Postal Codes and research

Published on February 3, 2016

Given a recent thread on the Canadian Association of Geographers listserv I thought I’d put up a post about doing research with Postal Codes. For background, I recently worked at Statistics Canada, where I was responsible for the redevelopment of the Postal Code Conversion File + (PCCF+), which is the licensed (free to academics) product for geocoding Canadian Postal Codes.

There are a lot of issues with Postal Codes. (Note: Postal Codes are composed of an FSA + LDU in a H0H 0H0 format. FSA are public, LDU are proprietary with Canada Post, be warned!)

First, Postal Codes are technically not spatial. Postal Codes are developed for the efficient sorting and distribution of mail, full stop. In some cases a Postal Code (6-character) refers to a building (a point), in other cases a portion of a route walk (a line) or in other cases a delivery area (a polygon). Some of these cover very small geographic spaces (a single building) or large areas (several Census Subdivisions). Postal Codes (not FSA) can overlap, and there are differences between residential Postal Codes and commercial.

Postal Codes (denoted by an x) in Urban Areas

Even FAS will not correspond with other administrative boundaries. This is especially important outside urban areas, where we may not even know what municipality a particular FSA is associate with.

Forward Sortation Area (FSA) Boundaries compared to Census Subdivision (CSD) boundaries

Second, we need to treat Postal Codes carefully in order to reduce non-random spatial bias. In most cases we are interested in geocoding Postal Codes for either getting the representative latitude / longitude point, or for linking to administrative identifiers and supplementary variables. In urban areas (about 80% of the country) this is not too much of an issue. Postal Codes will map to 1 primary Dissemination Block (a single-link), and have only a few potential latitude / longitude possibilities, all of which are geographically close. However, in suburban (especially) and rural areas, Postal Codes can map to multiple administrative boundaries and have potential representative coordinates that are kilometres apart. These need to be treated with care. Most products (DMTI included) will provide a “best-fit” based on the location with the majority population. However, this excludes many areas completely from the analysis. In fact, thousands of Census Subdivisions would be excluded from analyses if only a single-link was used.

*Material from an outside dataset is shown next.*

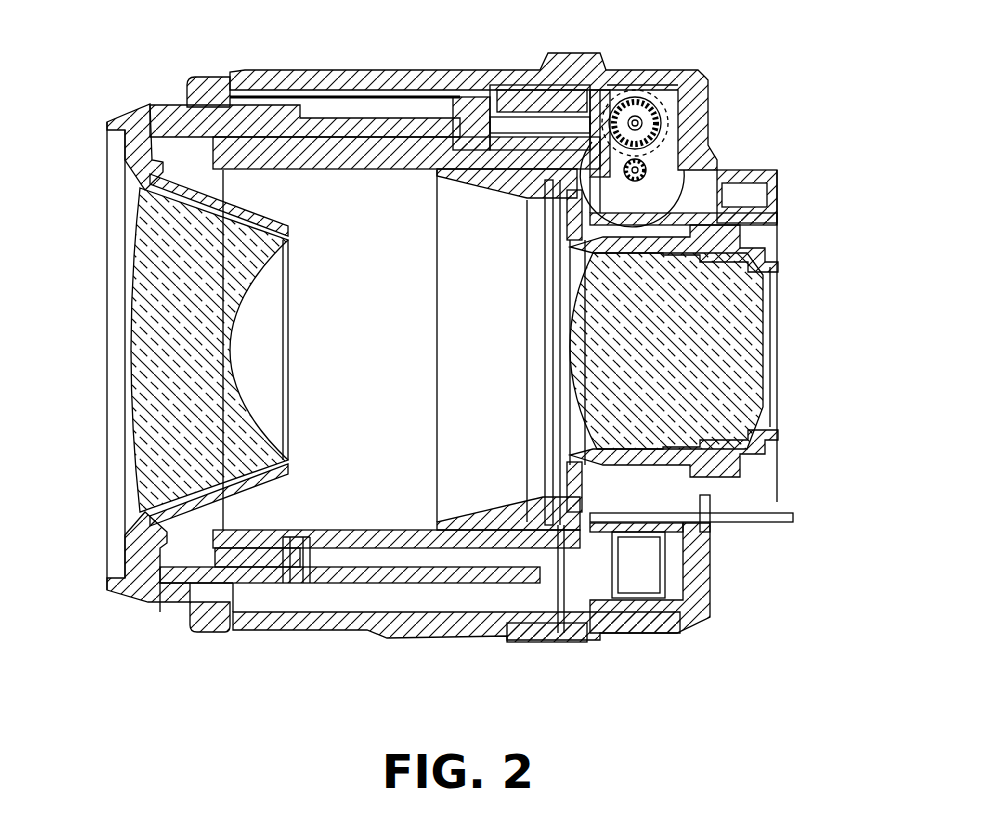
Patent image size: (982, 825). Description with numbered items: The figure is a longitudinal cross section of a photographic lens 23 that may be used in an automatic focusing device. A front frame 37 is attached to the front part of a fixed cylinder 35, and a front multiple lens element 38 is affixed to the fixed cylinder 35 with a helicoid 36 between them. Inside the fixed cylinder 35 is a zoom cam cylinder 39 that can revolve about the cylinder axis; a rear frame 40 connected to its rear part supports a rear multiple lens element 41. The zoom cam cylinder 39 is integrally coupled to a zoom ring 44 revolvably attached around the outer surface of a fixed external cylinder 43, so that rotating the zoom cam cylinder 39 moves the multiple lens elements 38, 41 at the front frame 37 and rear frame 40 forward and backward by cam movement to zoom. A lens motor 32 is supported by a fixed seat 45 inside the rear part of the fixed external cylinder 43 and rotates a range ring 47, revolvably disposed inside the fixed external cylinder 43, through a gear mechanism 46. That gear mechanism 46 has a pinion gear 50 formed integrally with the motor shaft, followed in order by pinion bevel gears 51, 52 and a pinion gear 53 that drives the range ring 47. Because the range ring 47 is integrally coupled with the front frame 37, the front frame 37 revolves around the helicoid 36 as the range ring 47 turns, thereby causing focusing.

CSD where no individuals would be assigned using a PCCF single-linkage approach.

Third, Canada Post doesn’t particularly care that a wide variety of stakeholders use them for a wide variety purposes. (Local government planning, health human resources, provincial elections planning, epidemiological studies, cancer studies, other academic research, etc…) This is not in their business plan, and unless it is mandated upon them, it won’t be.

Fourth, there are several tools out there to work with them. These include the PCCF & PCCF+ from Statistics Canada. The PCCF is the best source for all Postal Code information in Canada, and with a lot of work you can use it in your analyses. The PCCF+ is a SAS program that conducts a population-weighted random assignment for Postal Codes where there are multiple matches. It also treats residential & institutional Postal Codes differently, links to many administrative codes, and include other supplementary codes.